Peut-on imposer aux usagers d’accomplir des démarches administratives en ligne ? La réponse du Conseil d’Etat, formulée le 3 juin dernier, est non, pas dans tous les cas.
Ainsi, la plus haute juridiction a retoqué le gouvernement, concernant les démarches exclusivement accessibles en ligne, en particulier pour les étrangers.
Elle exige de l’Etat qu’il prévoit une solution de substitution au tout numérique et de mieux accompagner les usagers dans leur demande de titres de séjours. Concrètement, cela revient à prévoir à nouveau un accès physique aux préfectures, pour certains cas.
Cette décision est synonyme de victoire, pour les associations d’aide aux étrangers, requérantes dans ce dossier.
Un an de tout numérique
C’est en mars 2021 que le Gouvernement a imposé aux personnes étrangères souhaitant obtenir un titre de séjour, en France, de déposer leur demande par Internet, via un téléservice.
La dématérialisation est généralement présentée comme un moyen de faciliter les démarches, voire de rapprocher les administrés des services publics.

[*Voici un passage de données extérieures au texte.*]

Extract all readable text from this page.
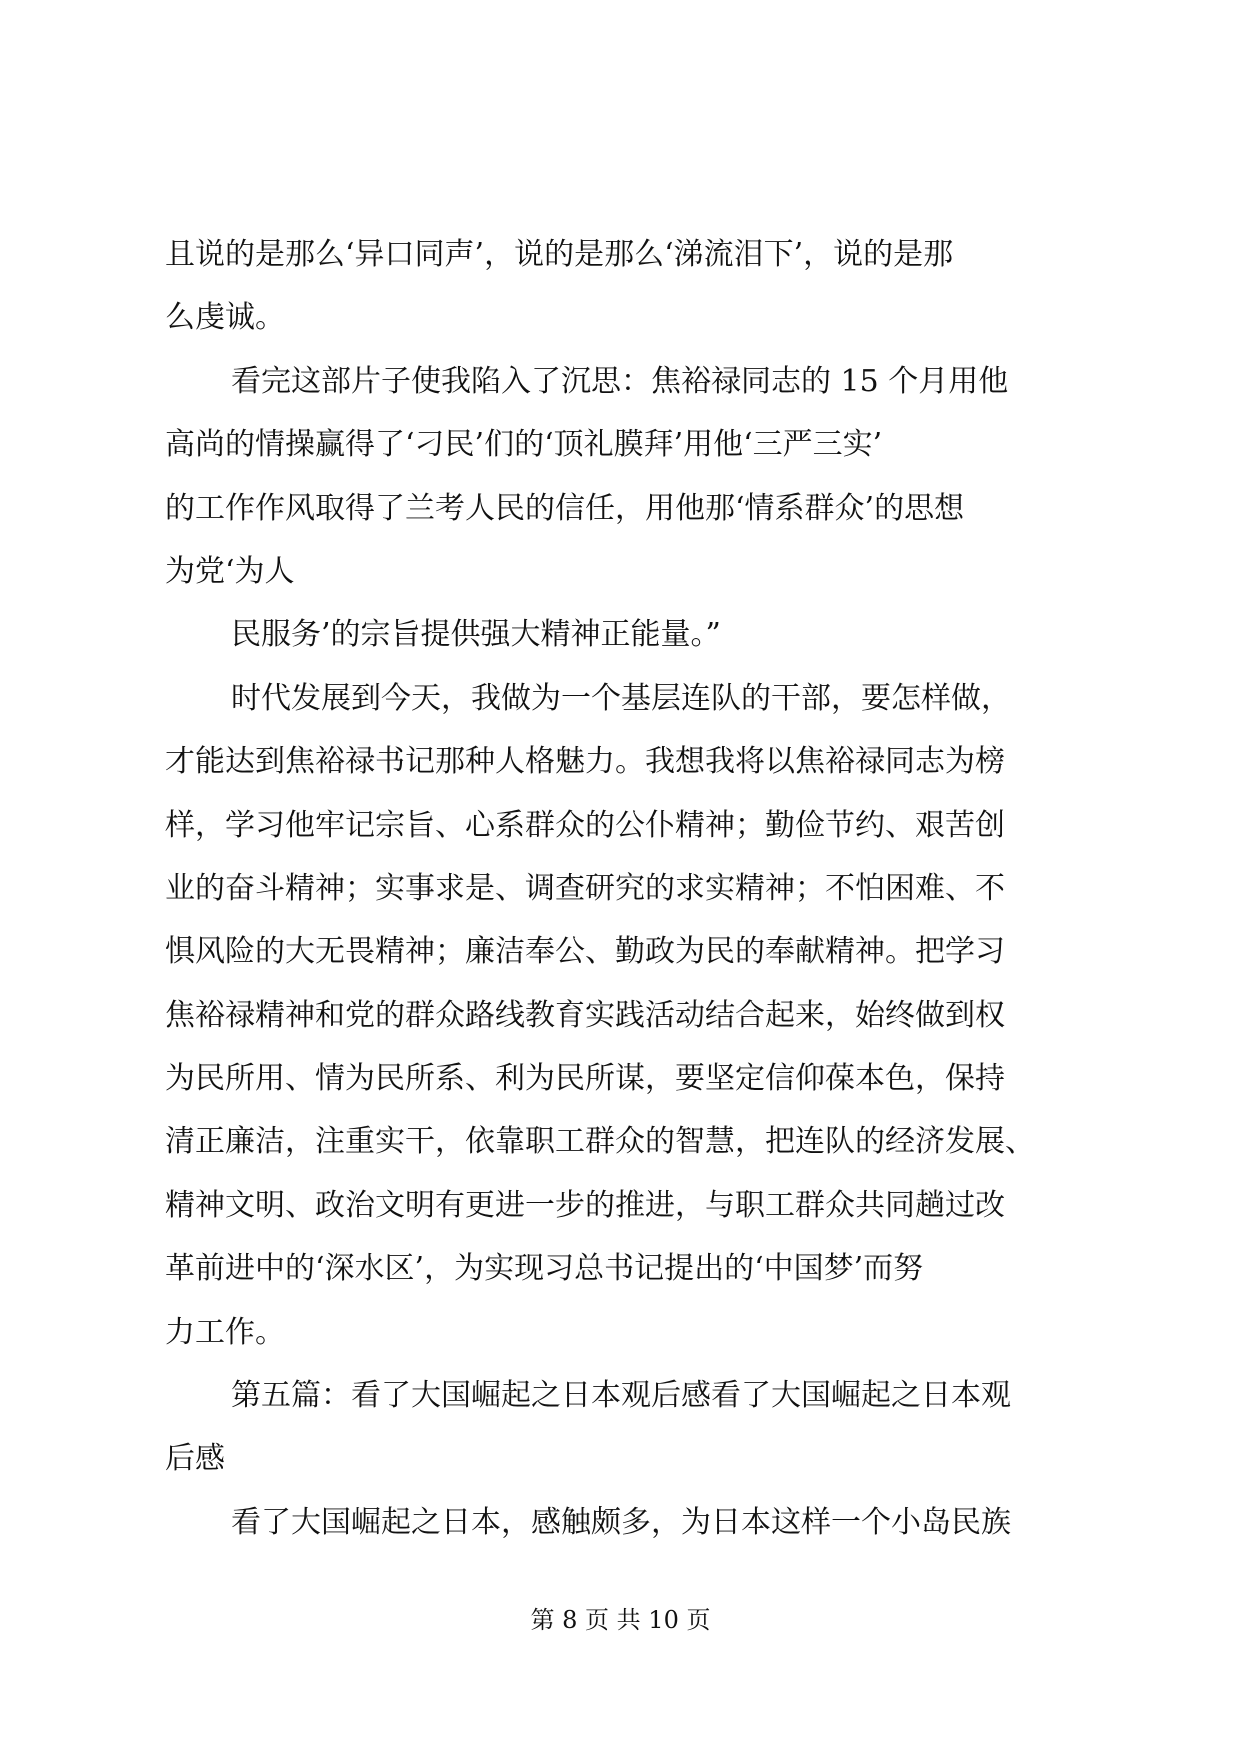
且说的是那么‘异口同声’，说的是那么‘涕流泪下’，说的是那
么虔诚。
看完这部片子使我陷入了沉思：焦裕禄同志的 15 个月用他
高尚的情操赢得了‘刁民’们的‘顶礼膜拜’用他‘三严三实’
的工作作风取得了兰考人民的信任，用他那‘情系群众’的思想
为党‘为人
民服务’的宗旨提供强大精神正能量。”
时代发展到今天，我做为一个基层连队的干部，要怎样做，
才能达到焦裕禄书记那种人格魅力。我想我将以焦裕禄同志为榜
样，学习他牢记宗旨、心系群众的公仆精神；勤俭节约、艰苦创
业的奋斗精神；实事求是、调查研究的求实精神；不怕困难、不
惧风险的大无畏精神；廉洁奉公、勤政为民的奉献精神。把学习
焦裕禄精神和党的群众路线教育实践活动结合起来，始终做到权
为民所用、情为民所系、利为民所谋，要坚定信仰葆本色，保持
清正廉洁，注重实干，依靠职工群众的智慧，把连队的经济发展、
精神文明、政治文明有更进一步的推进，与职工群众共同趟过改
革前进中的‘深水区’，为实现习总书记提出的‘中国梦’而努
力工作。
第五篇：看了大国崛起之日本观后感看了大国崛起之日本观
后感
看了大国崛起之日本，感触颇多，为日本这样一个小岛民族
第 8 页 共 10 页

Mais dans le cas des étrangers, cela est loin de coller à la réalité. A cause notamment de la barrière de la langue, de l’accès à un poste informatique, ou encore de la connaissance des outils numériques.
Or, s’il est possible de rendre obligatoire un téléservice, il faut des garanties, selon le Conseil d’Etat.
Il s’avère justement que l’accès à la plateforme dédiée au service public de demandes de titres de séjour est difficile, pour les usagers. Les droits de ceux-ci ne sont donc pas garantis. Dans ce cas, la dématérialisation se mue en "outil d’exclusion", selon la formule de Mathias Haurat, le président de la CIMADE Guadeloupe, qui rappelle à quel point le processus était un parcours du combattant, pour les étrangers :
La dématérialisation, c’était une manière de cacher la misère sous le tapis ! Mais, en fait, la situation s’était largement empirée, parce que ça a des conséquences humaines très fortes, en termes de respect des droits des personnes étrangères. Nous, on qualifie cela de maltraitance institutionnelle. Parfois, même quand elles réussissent à avoir un rendez-vous et qu’il manque éventuellement une pièce, on leur demande de reprendre rendez-vous sur Internet ; chose qu’elles n’arrivent pas à faire !...
Mathias Haurat, le président de la CIMADE Guadeloupe
C’est ainsi que certaines demandes sont en souffrance, en Guadeloupe, depuis plusieurs années, alors que les critères sont réunis depuis longtemps.
Mathias Haurat estime que le problème va bien au-delà d’un dysfonctionnement technique. Il parle d’un dispositif discriminatoire, puisque les services de l’Etat sont inaccessibles aux personnes étrangères, de très longue date.
C’est une volonté générale, de l’Etat français et, également de la préfecture de la Guadeloupe, de délivrer le moins de titres de séjour possible.
Mathias Haurat, le président de la CIMADE Guadeloupe
La décision du Conseil d’Etat
Pour certaines démarches particulièrement complexes et sensibles, le texte qui impose l’usage obligatoire d’un téléservice doit prévoir une solution de substitution : tel est le cas pour les demandes de titres de séjour.
Décision du Conseil d’Etat – 03/06/2022
Le Conseil d’État fixe deux conditions pour que l’obligation d’utiliser un téléservice, pour les demandes de titres de séjour, soit légale.
Tout d’abord, les usagers qui ne disposent pas d’un accès aux outils numériques, ou qui rencontrent des difficultés dans leur utilisation de l’outil, doivent pouvoir être accompagnés.
Ensuite, s’il apparaît que certains usagers sont dans l’impossibilité, malgré cet accompagnement, de recourir au téléservice, pour des raisons tenant à sa conception ou à son mode de fonctionnement, l’administration doit leur garantir une solution de substitution.
A l’heure actuelle, seule la première condition serait respectée par le gouvernement.
Maintenant que le Conseil d’Etat a tranché, c’est le soulagement du côté de la CIMADE, notamment à l’origine de la saisine.
Ses acteurs attendent de voir comment la préfecture de la Guadeloupe (et les autres de France) va se conformer à cette décision de l’Institution et mettre en œuvre un "réel accès aux services publics, pour les personnes étrangères".